Allah'ı Sevmek ve Allah İçin Sevmek sevgilerin en yücesidir. Her iyiliğin başı Allah'ı sevmektir. Dünyada mutlu bir hayat, ahirette cennetin sonsuz nimetleri bu sevgi sayesinde elde edilir. Allah’ı sevmek, O'nu bilmeye ve tanımaya bağlıdır. Çünkü insan, ancak bildiğini ve tanıdığını sever. Allah’ı bilmenin, tanımanın ve anlamanın yolu, O’nu O’na layık bir sevgiyle sevmekten geçer. Nasıl ki; düşünce mantık vasıtasıyla yol alırsa, duyguda sevgi yoluyla yol alır.

Tüm sevgiler her şeyin kaynağından ve yaratıcısı olan Allah’tan gelir De ki: “Eğer Allah’ı seviyorsanız bana uyun ki, Allah da sizi sevsin ve günahlarınızı bağışlasın. Çünkü Allah çok bağışlayandır, çok merhamet edendir.[1] Bu ayeti kerimede; sevginin imana, imanın ittibaya dönüştüğünü görüyoruz. Yani; Hz. Peygamber (s.a.v)’i izlemektir. Zira yerde yürüyenler iz bırakır ve iz bırakanlar da izlenirler. Bu yüzden peygamberler insanlardan seçilmişler, insanlığın onur, ahlak ve sevgi önderidirler. Bizler Peygamberler sayesinde ölümlü dünya anlayışından uçsuz, bucaksız, boyutsuz evrenler anlayışına sahip olduk.

Allah’ı seviyorsanız, bunun bir bedeli olmalıdır. Bedeli ödenmiş bir sevgi sahih bir sevgidir. Bedeli ödenmemiş bir sevgi olursa, hesabı verilmemiş bir servete dönüşür. Servetin hakkı verilmezse haksız kazanç olur. Hakkı verilmemiş sevgi kalp faizidir. O takdirde Allah’ı sevmenin hakkı nasıl verilmelidir? Önce Allah’ı tanıyacağız, bileceğiz. Tanımadan sevenler tanıyıncaya kadar severler. Tanıyarak sevenler ise tanıdıkça sevgileri artar. Mağrifetullah gönülde nuru ilahidir. Muhabbetullah Allah’tan başka her şeyi terk etmektir. Hakk’ı anlamaktan gafil olan gönül cehaletin karanlık zindanında kalmış demektir. Mağrifetullah’ın hakikati lisan ile onu konuşmak ve kalp ile muhabbetine ermektir. Himmet ile de huzuruna gitmektir.
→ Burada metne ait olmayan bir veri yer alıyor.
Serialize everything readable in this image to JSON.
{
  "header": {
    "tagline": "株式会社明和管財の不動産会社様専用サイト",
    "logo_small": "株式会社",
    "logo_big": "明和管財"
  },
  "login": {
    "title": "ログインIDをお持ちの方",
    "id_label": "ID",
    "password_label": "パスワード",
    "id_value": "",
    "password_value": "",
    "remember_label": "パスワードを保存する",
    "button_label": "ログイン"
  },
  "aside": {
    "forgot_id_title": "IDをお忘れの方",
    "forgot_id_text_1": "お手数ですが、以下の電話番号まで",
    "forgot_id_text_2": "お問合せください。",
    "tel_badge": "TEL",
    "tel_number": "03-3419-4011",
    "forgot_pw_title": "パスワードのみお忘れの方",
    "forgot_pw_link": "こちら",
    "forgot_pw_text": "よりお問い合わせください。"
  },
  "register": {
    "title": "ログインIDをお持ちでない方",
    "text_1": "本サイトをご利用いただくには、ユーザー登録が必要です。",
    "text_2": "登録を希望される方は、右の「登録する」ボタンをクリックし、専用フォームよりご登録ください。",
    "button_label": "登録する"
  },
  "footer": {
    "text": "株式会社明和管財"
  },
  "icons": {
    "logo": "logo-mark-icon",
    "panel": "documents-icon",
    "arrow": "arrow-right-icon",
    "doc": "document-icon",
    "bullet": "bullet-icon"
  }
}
Hz. Ömer (r.a.) anlatıyor: Peygamberimiz (s.a.v)’in huzuruna Havazin kabilesinden bir takım esirler gelmişti. Bunların içinde emzikli bir kadın vardı. Çocuğunu kaybetmişti. O, göğsüne biriken sütü esirler arasındaki çocuklara veriyor, emziriyordu. Bu kadın esirler arasında kendi çocuğunu bulunca hemen onu alıp bağrına bastı ve derin bir sevgi ile çocuğunu emzirmeye başladı. Bu yüksek şefkat ve sevgiyi görünce Peygamberimiz bize:’’Şu kadının çocuğunu ateşe atacağına ihtimal verir misiniz?’’ buyurdu, Biz:’’Hayır, atmamağa gücü yettiği sürece atmaz, dedik’’. Bunun üzerine Peygamberimiz:’’İşte Allah-ü Teâlâ kullarına bu kadının çocuğuna olan sevgi ve şefkatinden daha merhametli ve şefkatlidir’[2] buyurdu.

Veysel Karani’den dostları öğüt istemişler. O da;’’Allah’ı bilirmisiniz?’’ diye sormuş.’’Evet biliriz’’ demişler.’’Öyleyse başka şeyleri bilmeseniz de olur’’ demiş. Ardından,’’Allah sizi bilir mi?’’diye sormuş.’’Elbette bilir’’ cevabına,’’Öyleyse başkaları bilmese de olur’’karşılığını vermiş.
Hz. Ali (r.a)’ın duasıyla bitirmek istiyorum.

Allahım! Senin bana rab olman, bana övünç olarak yeter. 
Allahım! Ve sana kul olmak bana şeref olarak yeter. 
Sen benim tam muhabbet ettiğim ilahımsın.
İlahi! Sende beni sevdiğin gibi bir kul eyle.
[1]-Al-i İmran Süresi 3/31
[2]- Buhari, Edeb, 18; Müslim, Tevbe, 4.